In no way was the land distribution in the West supposed to be weighed heavily towards public ownership. But that is what happened. So the land was managed to provide for the local economy first. Anyone could purchase house logs, get a permit to get rock, graze livestock, buy timber for resale or cutting lumber. 25% or 50% (BLM) of the gross receipts for fees, rents and sales were to go to the county of origin to suppport local schools, roads and government. Now that has become a broken promise. So gradually, public land has passed from being a rural economic asset to an urban amenity asset, which is more liability than asset to the rural economy. A place for the wealthy to cavort. Refuge from the madding crowd and urban stimulus overloading, with the locals paying the bills of civilization and governance without help from the majority land owner, Uncle Sam, or the seasonal users. A blueprint to failure scripted by a Congress 3000 miles away. That economic devolution removed the synergy with public timber that made private timber work through economic cycles. That is gone, and with it will go the private side as you have known it.
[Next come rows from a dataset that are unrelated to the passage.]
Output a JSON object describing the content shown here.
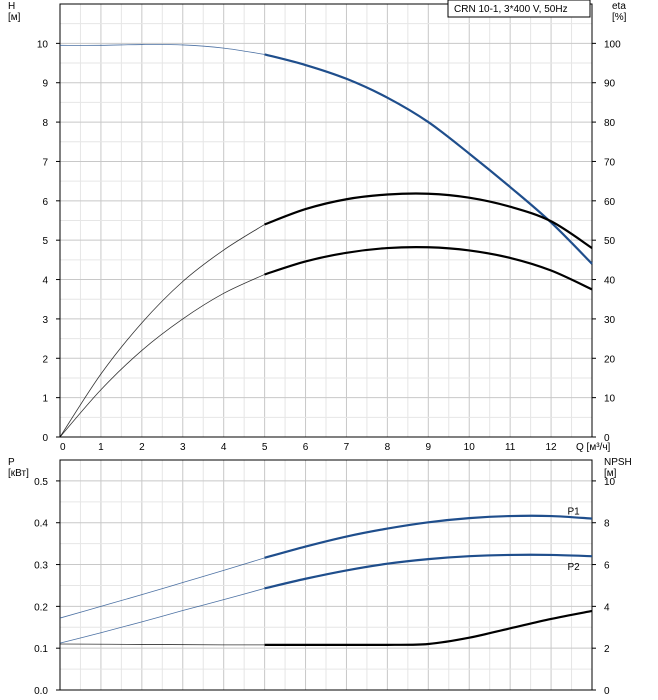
{
  "chart_data": [
    {
      "type": "line",
      "title": "CRN 10-1, 3*400 V, 50Hz",
      "xlabel": "Q [м³/ч]",
      "ylabel": "H\n[м]",
      "y2label": "eta\n[%]",
      "xlim": [
        0,
        13
      ],
      "ylim": [
        0,
        11
      ],
      "y2lim": [
        0,
        110
      ],
      "grid": true,
      "x_ticks": [
        "0",
        "1",
        "2",
        "3",
        "4",
        "5",
        "6",
        "7",
        "8",
        "9",
        "10",
        "11",
        "12"
      ],
      "y_ticks": [
        "0",
        "1",
        "2",
        "3",
        "4",
        "5",
        "6",
        "7",
        "8",
        "9",
        "10"
      ],
      "y2_ticks": [
        "0",
        "10",
        "20",
        "30",
        "40",
        "50",
        "60",
        "70",
        "80",
        "90",
        "100"
      ],
      "series": [
        {
          "axis": "left",
          "color": "#1f4e8c",
          "style": "solid",
          "points": [
            [
              0,
              9.95
            ],
            [
              1,
              9.95
            ],
            [
              2,
              9.97
            ],
            [
              3,
              9.96
            ],
            [
              4,
              9.88
            ],
            [
              5,
              9.72
            ],
            [
              6,
              9.45
            ],
            [
              7,
              9.1
            ],
            [
              8,
              8.62
            ],
            [
              9,
              8.0
            ],
            [
              10,
              7.2
            ],
            [
              11,
              6.35
            ],
            [
              12,
              5.45
            ],
            [
              13,
              4.4
            ]
          ]
        },
        {
          "axis": "right",
          "color": "#000000",
          "style": "solid",
          "points": [
            [
              0,
              0
            ],
            [
              1,
              16
            ],
            [
              2,
              29
            ],
            [
              3,
              39.5
            ],
            [
              4,
              47.5
            ],
            [
              5,
              54
            ],
            [
              6,
              57.9
            ],
            [
              7,
              60.4
            ],
            [
              8,
              61.6
            ],
            [
              9,
              61.8
            ],
            [
              10,
              60.8
            ],
            [
              11,
              58.5
            ],
            [
              12,
              54.8
            ],
            [
              13,
              48
            ]
          ]
        },
        {
          "axis": "right",
          "color": "#000000",
          "style": "solid",
          "points": [
            [
              0,
              0
            ],
            [
              1,
              12
            ],
            [
              2,
              22
            ],
            [
              3,
              30
            ],
            [
              4,
              36.5
            ],
            [
              5,
              41.3
            ],
            [
              6,
              44.6
            ],
            [
              7,
              46.8
            ],
            [
              8,
              48
            ],
            [
              9,
              48.2
            ],
            [
              10,
              47.4
            ],
            [
              11,
              45.5
            ],
            [
              12,
              42.3
            ],
            [
              13,
              37.5
            ]
          ]
        }
      ]
    },
    {
      "type": "line",
      "xlim": [
        0,
        13
      ],
      "ylim": [
        0,
        0.55
      ],
      "y2lim": [
        0,
        11
      ],
      "ylabel": "P\n[кВт]",
      "y2label": "NPSH\n[м]",
      "grid": true,
      "y_ticks": [
        "0.0",
        "0.1",
        "0.2",
        "0.3",
        "0.4",
        "0.5"
      ],
      "y2_ticks": [
        "0",
        "2",
        "4",
        "6",
        "8",
        "10"
      ],
      "series": [
        {
          "name": "P1",
          "axis": "left",
          "color": "#1f4e8c",
          "points": [
            [
              0,
              0.172
            ],
            [
              1,
              0.2
            ],
            [
              2,
              0.228
            ],
            [
              3,
              0.257
            ],
            [
              4,
              0.286
            ],
            [
              5,
              0.316
            ],
            [
              6,
              0.343
            ],
            [
              7,
              0.367
            ],
            [
              8,
              0.386
            ],
            [
              9,
              0.401
            ],
            [
              10,
              0.411
            ],
            [
              11,
              0.416
            ],
            [
              12,
              0.416
            ],
            [
              13,
              0.41
            ]
          ]
        },
        {
          "name": "P2",
          "axis": "left",
          "color": "#1f4e8c",
          "points": [
            [
              0,
              0.112
            ],
            [
              1,
              0.137
            ],
            [
              2,
              0.163
            ],
            [
              3,
              0.19
            ],
            [
              4,
              0.216
            ],
            [
              5,
              0.243
            ],
            [
              6,
              0.266
            ],
            [
              7,
              0.286
            ],
            [
              8,
              0.302
            ],
            [
              9,
              0.313
            ],
            [
              10,
              0.32
            ],
            [
              11,
              0.323
            ],
            [
              12,
              0.323
            ],
            [
              13,
              0.32
            ]
          ]
        },
        {
          "axis": "right",
          "color": "#000000",
          "points": [
            [
              0,
              2.2
            ],
            [
              2,
              2.18
            ],
            [
              4,
              2.16
            ],
            [
              5,
              2.16
            ],
            [
              6,
              2.16
            ],
            [
              7,
              2.16
            ],
            [
              8,
              2.16
            ],
            [
              9,
              2.2
            ],
            [
              10,
              2.5
            ],
            [
              11,
              2.95
            ],
            [
              12,
              3.4
            ],
            [
              13,
              3.78
            ]
          ]
        }
      ]
    }
  ]
}
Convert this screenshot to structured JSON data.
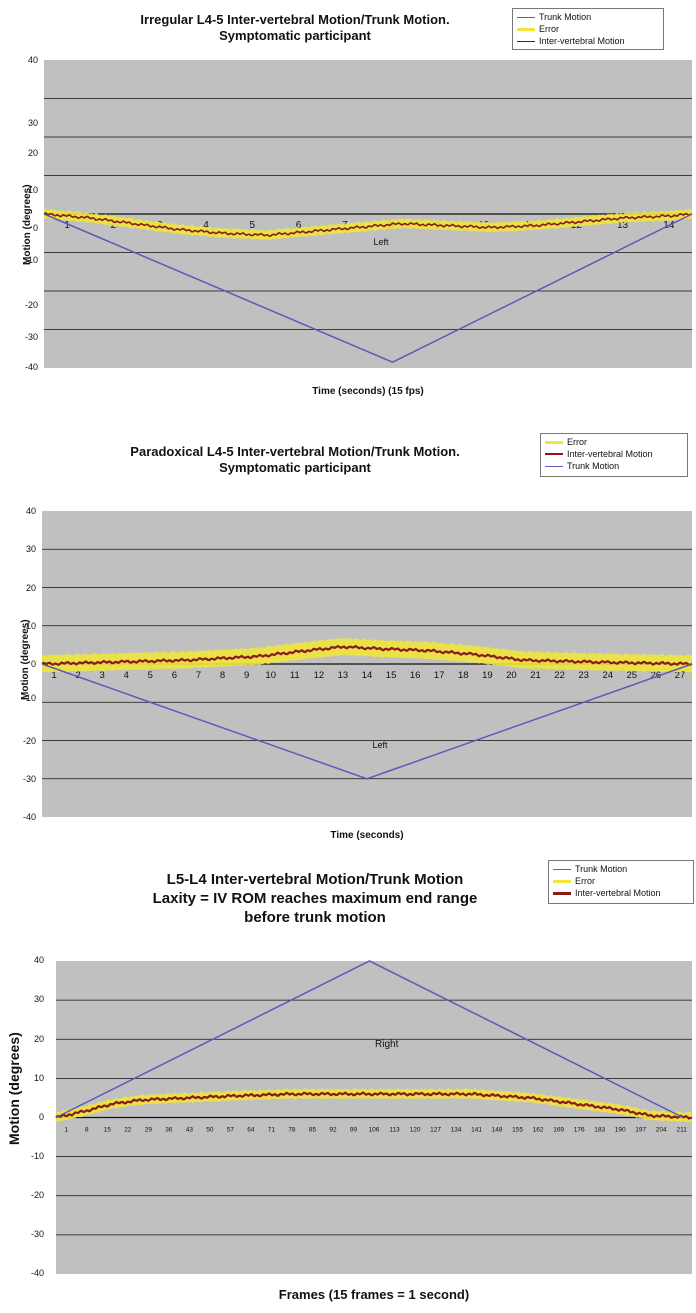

I have no idea what the Plum Creek longterm plan will turn out to be, but REITs and Real Estate Sales companies are a fact of life with them right now. You might not have liked them as loggers, but that could have been the best of all worlds compared to an unknown future. They could put together a deal with whoever this week's owner of the paper mill in Frenchtown is, and start hauling trees to be chipped for pulp, stripping their land because that is a better alternative than watching it burn with comingled USFS land which is the most recent experience. They will produce cash flow, and they will cut trees, sell lots, mine minerals, do whatever to survive. Managing the forest for growing trees will not be a priority. Too long term now, in a world of fast change and vanishing land ethic. They are going to go for the value there now. Public policy has driven them to short term planning. They are going into survival mode.